Most genetic defects so far identified in pancreatic islet cells concern the pathway of proinsulin biosynthesis and conversion (Chan et al., 1979 1986; Gabbay et al., 1979). The present review refers to a line of tumoral islet cells, namely RINm5F cells (Gazdar et al., 1980), in which several site-specific biochemical and functional anomalies have been identified over recent years.
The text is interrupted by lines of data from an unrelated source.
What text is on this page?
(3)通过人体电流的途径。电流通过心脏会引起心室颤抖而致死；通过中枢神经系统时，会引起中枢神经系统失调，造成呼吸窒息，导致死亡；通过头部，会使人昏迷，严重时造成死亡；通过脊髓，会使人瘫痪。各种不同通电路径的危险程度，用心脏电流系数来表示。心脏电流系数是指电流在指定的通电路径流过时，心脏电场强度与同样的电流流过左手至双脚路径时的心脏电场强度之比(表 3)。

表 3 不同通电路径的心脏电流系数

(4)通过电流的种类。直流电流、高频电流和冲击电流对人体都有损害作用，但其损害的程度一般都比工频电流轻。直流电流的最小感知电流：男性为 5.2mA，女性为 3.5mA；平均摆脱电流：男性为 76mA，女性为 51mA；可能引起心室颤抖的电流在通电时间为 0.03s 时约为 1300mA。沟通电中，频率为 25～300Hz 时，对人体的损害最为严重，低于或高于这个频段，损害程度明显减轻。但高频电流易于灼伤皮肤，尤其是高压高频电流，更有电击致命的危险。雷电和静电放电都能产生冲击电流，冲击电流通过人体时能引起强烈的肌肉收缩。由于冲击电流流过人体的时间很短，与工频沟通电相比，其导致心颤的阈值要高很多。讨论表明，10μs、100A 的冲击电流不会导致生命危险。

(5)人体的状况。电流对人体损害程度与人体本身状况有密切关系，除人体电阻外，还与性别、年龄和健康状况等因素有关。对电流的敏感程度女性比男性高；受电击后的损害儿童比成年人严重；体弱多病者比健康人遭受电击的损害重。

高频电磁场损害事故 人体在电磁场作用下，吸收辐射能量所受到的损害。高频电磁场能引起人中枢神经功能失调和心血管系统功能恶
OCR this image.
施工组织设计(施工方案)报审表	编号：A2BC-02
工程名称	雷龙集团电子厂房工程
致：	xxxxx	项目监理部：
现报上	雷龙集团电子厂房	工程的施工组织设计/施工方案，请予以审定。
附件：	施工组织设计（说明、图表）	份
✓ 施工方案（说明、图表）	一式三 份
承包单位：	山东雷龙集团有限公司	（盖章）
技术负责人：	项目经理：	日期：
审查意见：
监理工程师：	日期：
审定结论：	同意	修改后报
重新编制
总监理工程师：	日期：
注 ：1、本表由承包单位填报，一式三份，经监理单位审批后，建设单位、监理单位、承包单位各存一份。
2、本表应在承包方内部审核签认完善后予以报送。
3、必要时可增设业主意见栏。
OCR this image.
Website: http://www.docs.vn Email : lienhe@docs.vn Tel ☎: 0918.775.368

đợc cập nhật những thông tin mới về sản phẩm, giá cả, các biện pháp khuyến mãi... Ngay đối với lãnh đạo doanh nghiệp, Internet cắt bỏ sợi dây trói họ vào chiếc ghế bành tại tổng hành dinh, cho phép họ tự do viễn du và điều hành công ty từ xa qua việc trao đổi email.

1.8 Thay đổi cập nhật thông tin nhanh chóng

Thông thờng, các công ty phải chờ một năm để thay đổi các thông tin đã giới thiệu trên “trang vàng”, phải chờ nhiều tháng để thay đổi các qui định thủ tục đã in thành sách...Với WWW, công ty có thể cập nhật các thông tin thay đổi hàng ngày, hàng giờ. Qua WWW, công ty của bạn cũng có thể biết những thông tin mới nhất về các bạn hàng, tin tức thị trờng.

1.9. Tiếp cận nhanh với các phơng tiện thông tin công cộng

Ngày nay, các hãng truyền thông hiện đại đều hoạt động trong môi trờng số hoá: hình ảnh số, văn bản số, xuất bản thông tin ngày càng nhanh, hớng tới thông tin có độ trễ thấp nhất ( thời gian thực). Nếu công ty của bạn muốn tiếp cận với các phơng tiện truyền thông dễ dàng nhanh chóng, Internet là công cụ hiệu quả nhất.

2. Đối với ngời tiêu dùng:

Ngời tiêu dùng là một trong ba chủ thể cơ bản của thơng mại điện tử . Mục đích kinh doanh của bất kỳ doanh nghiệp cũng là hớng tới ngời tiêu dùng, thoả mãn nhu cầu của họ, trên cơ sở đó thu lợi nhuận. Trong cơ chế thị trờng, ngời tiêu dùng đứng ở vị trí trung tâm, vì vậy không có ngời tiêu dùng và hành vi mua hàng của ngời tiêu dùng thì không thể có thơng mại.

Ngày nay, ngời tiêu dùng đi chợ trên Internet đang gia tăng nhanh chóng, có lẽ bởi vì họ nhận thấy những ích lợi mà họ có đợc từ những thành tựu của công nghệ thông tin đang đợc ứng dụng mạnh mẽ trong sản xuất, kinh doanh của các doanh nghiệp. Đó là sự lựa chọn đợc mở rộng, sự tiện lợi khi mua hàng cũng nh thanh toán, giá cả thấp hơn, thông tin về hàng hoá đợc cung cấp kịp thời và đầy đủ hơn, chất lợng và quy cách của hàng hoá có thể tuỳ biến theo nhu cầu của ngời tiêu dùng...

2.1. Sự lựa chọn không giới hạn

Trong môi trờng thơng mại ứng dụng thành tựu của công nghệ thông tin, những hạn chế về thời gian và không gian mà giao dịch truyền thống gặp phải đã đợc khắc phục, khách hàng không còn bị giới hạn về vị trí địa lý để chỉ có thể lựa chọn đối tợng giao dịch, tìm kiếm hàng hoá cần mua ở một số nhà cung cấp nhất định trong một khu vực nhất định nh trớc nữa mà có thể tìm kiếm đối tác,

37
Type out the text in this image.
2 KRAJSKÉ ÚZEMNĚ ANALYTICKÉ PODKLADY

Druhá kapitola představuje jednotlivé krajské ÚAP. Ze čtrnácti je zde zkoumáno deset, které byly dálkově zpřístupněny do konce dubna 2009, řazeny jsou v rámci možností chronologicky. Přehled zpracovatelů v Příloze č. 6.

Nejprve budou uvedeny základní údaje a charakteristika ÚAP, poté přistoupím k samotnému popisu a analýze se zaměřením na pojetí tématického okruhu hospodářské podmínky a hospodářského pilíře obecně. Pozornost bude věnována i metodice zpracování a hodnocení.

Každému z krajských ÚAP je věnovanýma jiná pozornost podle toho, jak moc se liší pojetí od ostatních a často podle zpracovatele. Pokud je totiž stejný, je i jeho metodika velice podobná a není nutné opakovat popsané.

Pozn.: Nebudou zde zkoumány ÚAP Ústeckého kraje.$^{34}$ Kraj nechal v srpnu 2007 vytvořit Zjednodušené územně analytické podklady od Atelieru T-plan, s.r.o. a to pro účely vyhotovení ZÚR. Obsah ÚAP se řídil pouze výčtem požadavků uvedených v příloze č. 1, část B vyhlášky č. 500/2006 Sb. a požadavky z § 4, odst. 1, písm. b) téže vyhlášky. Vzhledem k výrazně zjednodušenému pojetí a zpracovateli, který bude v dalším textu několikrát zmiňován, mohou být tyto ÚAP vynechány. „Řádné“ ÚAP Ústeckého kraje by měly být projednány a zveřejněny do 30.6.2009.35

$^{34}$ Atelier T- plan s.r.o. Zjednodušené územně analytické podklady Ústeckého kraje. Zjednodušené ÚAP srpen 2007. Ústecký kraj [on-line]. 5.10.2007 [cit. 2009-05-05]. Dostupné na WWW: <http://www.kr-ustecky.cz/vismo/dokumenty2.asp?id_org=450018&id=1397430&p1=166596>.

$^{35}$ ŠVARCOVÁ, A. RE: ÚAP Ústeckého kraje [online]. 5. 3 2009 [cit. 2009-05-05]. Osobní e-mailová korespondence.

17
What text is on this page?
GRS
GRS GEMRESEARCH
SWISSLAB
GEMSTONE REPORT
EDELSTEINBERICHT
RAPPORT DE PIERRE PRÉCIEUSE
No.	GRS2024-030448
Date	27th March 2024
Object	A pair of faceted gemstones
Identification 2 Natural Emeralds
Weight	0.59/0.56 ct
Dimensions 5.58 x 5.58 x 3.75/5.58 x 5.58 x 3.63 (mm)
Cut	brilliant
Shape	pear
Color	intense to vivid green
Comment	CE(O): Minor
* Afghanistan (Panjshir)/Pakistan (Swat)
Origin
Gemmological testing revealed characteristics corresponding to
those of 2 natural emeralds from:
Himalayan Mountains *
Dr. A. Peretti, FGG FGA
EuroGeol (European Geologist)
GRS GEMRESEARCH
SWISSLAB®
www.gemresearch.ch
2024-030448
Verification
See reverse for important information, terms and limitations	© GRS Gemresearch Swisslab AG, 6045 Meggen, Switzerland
Anomaly in hexose transport

D-glucose represents, under physiological conditions, the major, albeit not the sole, regulator of insulin release. It is currently believed that the identification of D-glucose as an insulin secretagogue is tightly and causally linked to the capacity of the hexose to be metabolized and to augment the rate of ATP generation in the pancreatic B-cell (Malaisse et al., 1979). Several rather specific features of D-glucose metabolism in normal islet cells are well suited to this glucose-sensing role. The first of these features consists of the rapid equilibration of D-glucose concentration across the B-cell plasma membrane (Hellman et al, 1971). The following findings indicate that hexose transport is perturbed in tumoral islet cells.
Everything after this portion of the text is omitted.